The Philippines uses the peso (PHP) and runs cheaper than Thailand or Vietnam on accommodations and food. Expect 250–500 pesos (roughly $5–$10) for a full meal at a neighborhood restaurant, 2,500–5,000 pesos a night for a comfortable mid-range beachfront hotel, and 100–300 pesos for a tricycle ride across town. Island-hopping tours run 1,500–2,500 pesos per person for a full day including lunch. Cards are accepted at hotels, larger restaurants, and supermarkets in cities and tourist centers; carry cash for tricycles, smaller islands, and local markets. Tipping is 10% at sit-down restaurants where service is good, a few pesos rounding up for tricycles, and 200–500 pesos a day for tour guides and banca crews.

Frequently Asked Questions

Do I need a visa to visit the Philippines?
Most Western travelers — US, UK, EU, Canada, Australia — enter the Philippines visa-free for up to 30 days, extendable in-country at immigration offices for a fee. Bring a passport valid at least six months beyond your stay and a confirmed onward ticket, which is sometimes checked at the airline counter before boarding.
Is it safe to travel in the Philippines?
The main tourist areas — Palawan, Boracay, Bohol, Siargao, Cebu, and Manila's Makati and BGC districts — are generally safe for visitors. Petty theft and scams occur in central Manila and around transport hubs, so stay alert. Most governments advise against non-essential travel to central and western Mindanao due to armed group activity; Siargao in the northeast of Mindanao is considered safe and popular with travelers.
Is the tap water safe to drink?
No — stick to bottled or filtered water throughout the Philippines, including for brushing teeth in rural areas and on smaller islands. Most hotels provide water refill stations or complimentary bottles, and reusable bottles with built-in filters cut down on single-use plastic waste.
How many days do I need in the Philippines?
Ten to fourteen days lets you cover two or three distinct areas comfortably — a common split is four or five days in Palawan (El Nido and Coron), then three in Bohol or Siargao, and a night or two around Manila for the return flight. Shorter than a week and the transfer times start to eat your trip. Longer lets you add Banaue or a dive liveaboard.
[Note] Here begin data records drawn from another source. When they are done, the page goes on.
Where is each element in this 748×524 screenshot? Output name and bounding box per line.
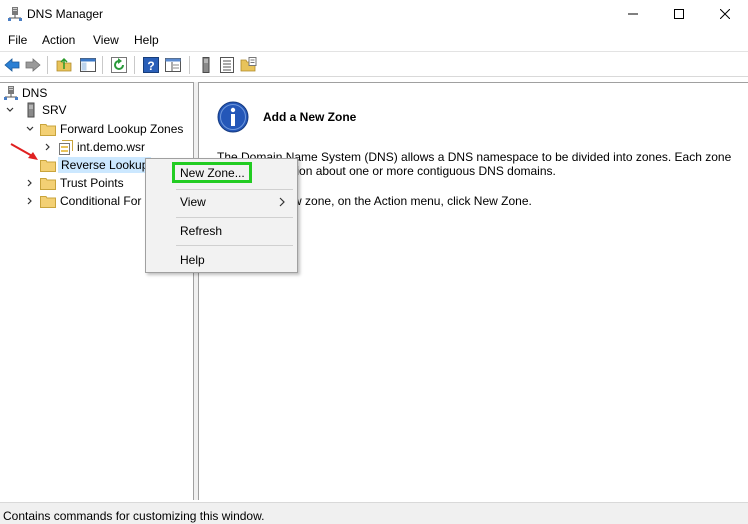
status-bar: Contains commands for customizing this w… [0,502,748,524]
detail-heading: Add a New Zone [263,110,357,124]
chevron-right-icon[interactable] [24,195,36,207]
dns-icon [4,86,18,100]
window-title: DNS Manager [27,7,104,21]
console-tree-pane[interactable]: DNS SRV Forward Lookup Zones int.demo.ws… [0,82,194,500]
menu-help[interactable]: Help [134,33,159,47]
context-menu-view[interactable]: View [146,191,297,213]
refresh-icon[interactable] [110,56,128,74]
toolbar: ? [0,51,748,77]
tree-label-zone: int.demo.wsr [77,140,146,154]
minimize-button[interactable] [610,0,656,28]
tree-item-dns[interactable]: DNS [4,84,47,102]
context-menu-help[interactable]: Help [146,249,297,271]
context-menu-help-label: Help [180,253,205,267]
up-folder-icon[interactable] [55,56,73,74]
context-menu: New Zone... View Refresh Help [145,158,298,273]
context-menu-view-label: View [180,195,206,209]
forward-icon[interactable] [24,56,42,74]
highlight-box [172,162,252,183]
folder-icon [40,177,56,190]
dns-manager-icon [8,7,22,21]
tree-item-trust-points[interactable]: Trust Points [24,174,124,192]
folder-properties-icon[interactable] [240,56,258,74]
back-icon[interactable] [3,56,21,74]
tree-label-conditional-forwarders: Conditional For [60,194,142,208]
context-menu-refresh[interactable]: Refresh [146,220,297,242]
detail-pane: Add a New Zone The Domain Name System (D… [198,82,748,500]
chevron-right-icon [279,197,285,207]
status-text: Contains commands for customizing this w… [3,509,265,523]
server-icon[interactable] [197,56,215,74]
tree-item-reverse-lookup-zones[interactable]: Reverse Lookup [24,156,152,174]
chevron-down-icon[interactable] [24,123,36,135]
tree-label-trust-points: Trust Points [60,176,124,190]
server-icon [27,102,35,118]
info-icon [217,101,249,133]
close-button[interactable] [702,0,748,28]
chevron-down-icon[interactable] [4,104,16,116]
tree-label-forward-lookup-zones: Forward Lookup Zones [60,122,184,136]
folder-icon [40,159,56,172]
tree-label-reverse-lookup-zones: Reverse Lookup [58,157,152,173]
maximize-button[interactable] [656,0,702,28]
close-icon [720,9,730,19]
svg-text:?: ? [147,59,154,73]
minimize-icon [628,13,638,15]
maximize-icon [674,9,684,19]
tree-item-conditional-forwarders[interactable]: Conditional For [24,192,141,210]
folder-icon [40,195,56,208]
tree-item-zone-int-demo-wsr[interactable]: int.demo.wsr [42,138,145,156]
chevron-right-icon[interactable] [42,141,54,153]
help-icon[interactable]: ? [142,56,160,74]
tree-label-dns: DNS [22,86,48,100]
menu-view[interactable]: View [93,33,119,47]
annotation-arrow-icon [10,143,38,160]
menu-file[interactable]: File [8,33,27,47]
show-hide-tree-icon[interactable] [79,56,97,74]
tree-label-srv: SRV [42,103,67,117]
chevron-right-icon[interactable] [24,177,36,189]
tree-item-srv[interactable]: SRV [4,101,66,119]
console-view-icon[interactable] [164,56,182,74]
menu-action[interactable]: Action [42,33,75,47]
title-bar[interactable]: DNS Manager [0,0,748,28]
folder-icon [40,123,56,136]
list-icon[interactable] [218,56,236,74]
context-menu-refresh-label: Refresh [180,224,223,238]
tree-item-forward-lookup-zones[interactable]: Forward Lookup Zones [24,120,183,138]
menu-bar: File Action View Help [0,30,748,50]
zone-icon [59,139,73,155]
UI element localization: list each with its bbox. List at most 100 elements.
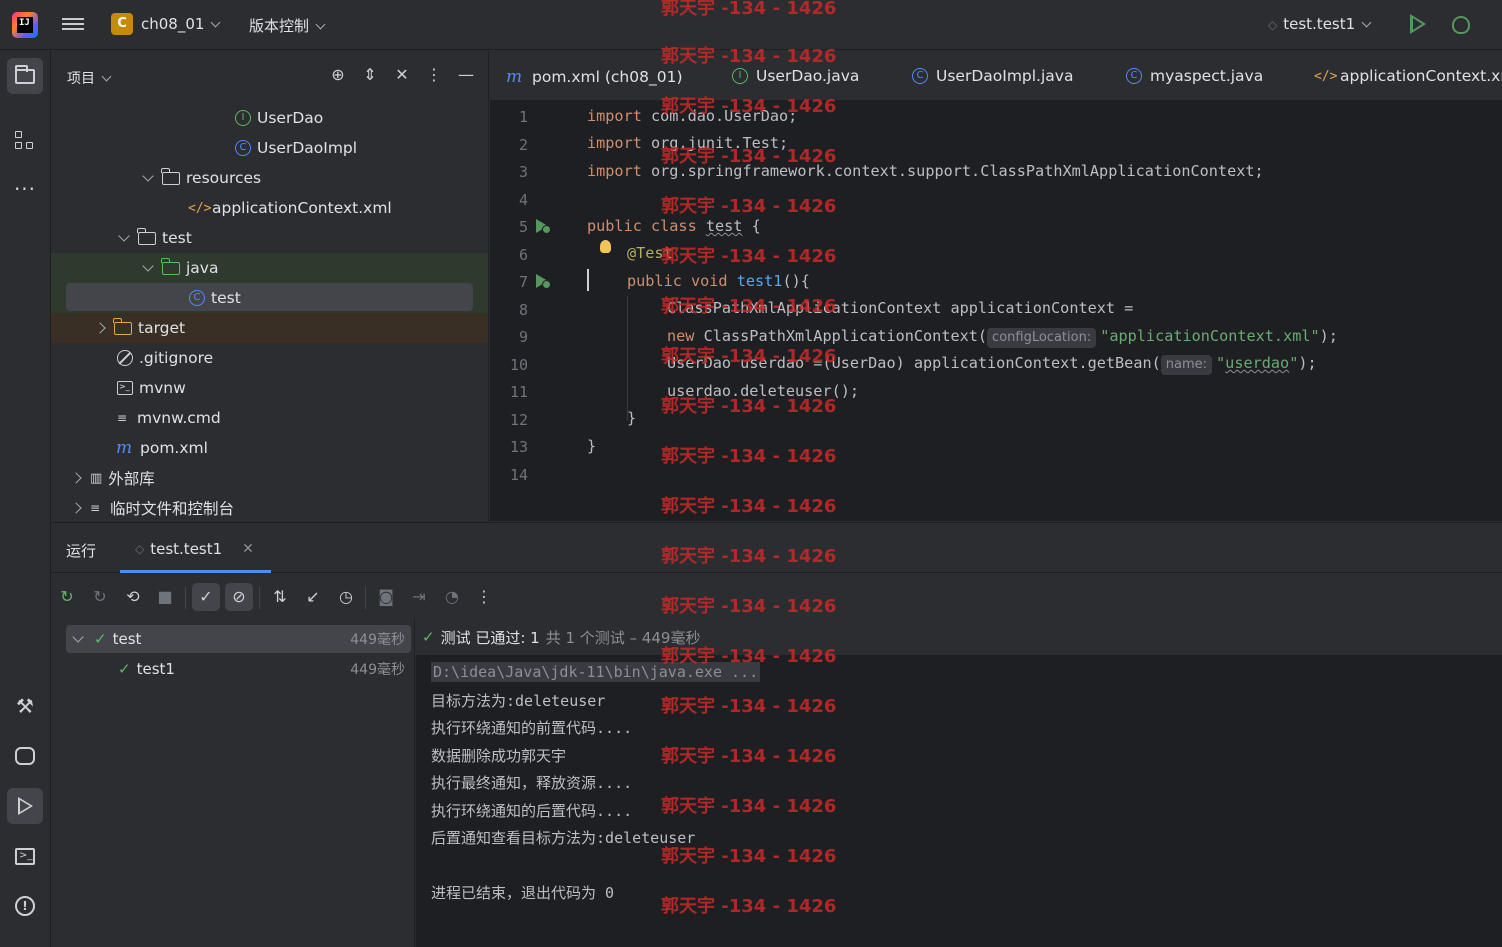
tree-item[interactable]: m pom.xml (51, 433, 488, 463)
tree-item-label: pom.xml (140, 439, 208, 457)
project-badge[interactable]: C (111, 13, 133, 35)
parameter-hint: configLocation: (987, 328, 1097, 348)
run-tool-button[interactable] (7, 788, 43, 824)
editor-area: m pom.xml (ch08_01) I UserDao.java C UserDa… (490, 51, 1502, 521)
scratch-icon: ≡ (90, 501, 101, 515)
folder-icon (137, 227, 156, 245)
code-line: } (587, 437, 597, 455)
line-number: 3 (518, 163, 528, 181)
rerun-failed-icon[interactable]: ↻ (86, 583, 114, 611)
debug-icon[interactable] (1452, 16, 1470, 34)
line-number: 7 (518, 273, 528, 291)
run-test-gutter-icon[interactable] (536, 274, 552, 289)
line-number: 14 (509, 466, 528, 484)
run-panel: 运行 ◇ test.test1 ✕ ↻ ↻ ⟲ ■ ✓ ⊘ ⇅ ↙ ◷ ◙ ⇥ … (51, 522, 1502, 947)
line-number: 1 (518, 108, 528, 126)
chevron-down-icon[interactable] (118, 230, 130, 242)
services-tool-button[interactable] (7, 738, 43, 774)
summary-status: 测试 已通过: 1 (440, 628, 540, 647)
class-icon: C (235, 140, 251, 156)
tree-item[interactable]: >_ mvnw (51, 373, 488, 403)
chevron-down-icon[interactable] (142, 170, 154, 182)
tree-item[interactable]: ≡ mvnw.cmd (51, 403, 488, 433)
test-suite-row[interactable]: ✓ test 449毫秒 (66, 625, 411, 653)
more-options-icon[interactable]: ⋮ (470, 583, 498, 611)
run-config-selector[interactable]: ◇ test.test1 (1268, 15, 1372, 33)
tree-item-label: target (138, 319, 186, 337)
run-tab[interactable]: ◇ test.test1 ✕ (135, 540, 254, 558)
tree-item-label: resources (186, 169, 262, 187)
tab-userdao[interactable]: I UserDao.java (732, 67, 859, 85)
build-tool-button[interactable]: ⚒ (7, 688, 43, 724)
sort-icon[interactable]: ⇅ (266, 583, 294, 611)
run-test-gutter-icon[interactable] (536, 219, 552, 234)
tree-item[interactable]: test (51, 223, 488, 253)
code-line: import org.springframework.context.suppo… (587, 162, 1264, 180)
run-icon[interactable] (1410, 14, 1426, 34)
tree-item[interactable]: ▥ 外部库 (51, 463, 488, 493)
text-file-icon: ≡ (117, 411, 128, 425)
run-tab-label: test.test1 (150, 540, 223, 558)
project-switcher[interactable]: ch08_01 (141, 15, 221, 33)
tab-label: UserDao.java (756, 67, 860, 85)
options-icon[interactable]: ⋮ (425, 65, 443, 84)
coverage-icon[interactable]: ◔ (438, 583, 466, 611)
problems-tool-button[interactable]: ! (7, 888, 43, 924)
export-icon[interactable]: ⇥ (405, 583, 433, 611)
collapse-all-icon[interactable]: ✕ (393, 65, 411, 84)
tree-item[interactable]: C UserDaoImpl (51, 133, 488, 163)
hide-icon[interactable]: — (457, 65, 475, 84)
tree-item[interactable]: target (51, 313, 488, 343)
collapse-icon[interactable]: ↙ (299, 583, 327, 611)
show-ignored-icon[interactable]: ⊘ (225, 583, 253, 611)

Do people speak English in the Philippines?
Yes — English is an official language alongside Filipino and is spoken fluently by the majority of Filipinos you'll interact with, from taxi drivers to hotel staff to boat captains. Signage, menus, and government forms are bilingual. This makes the Philippines one of the easiest countries in Asia for English-speaking travelers to navigate independently.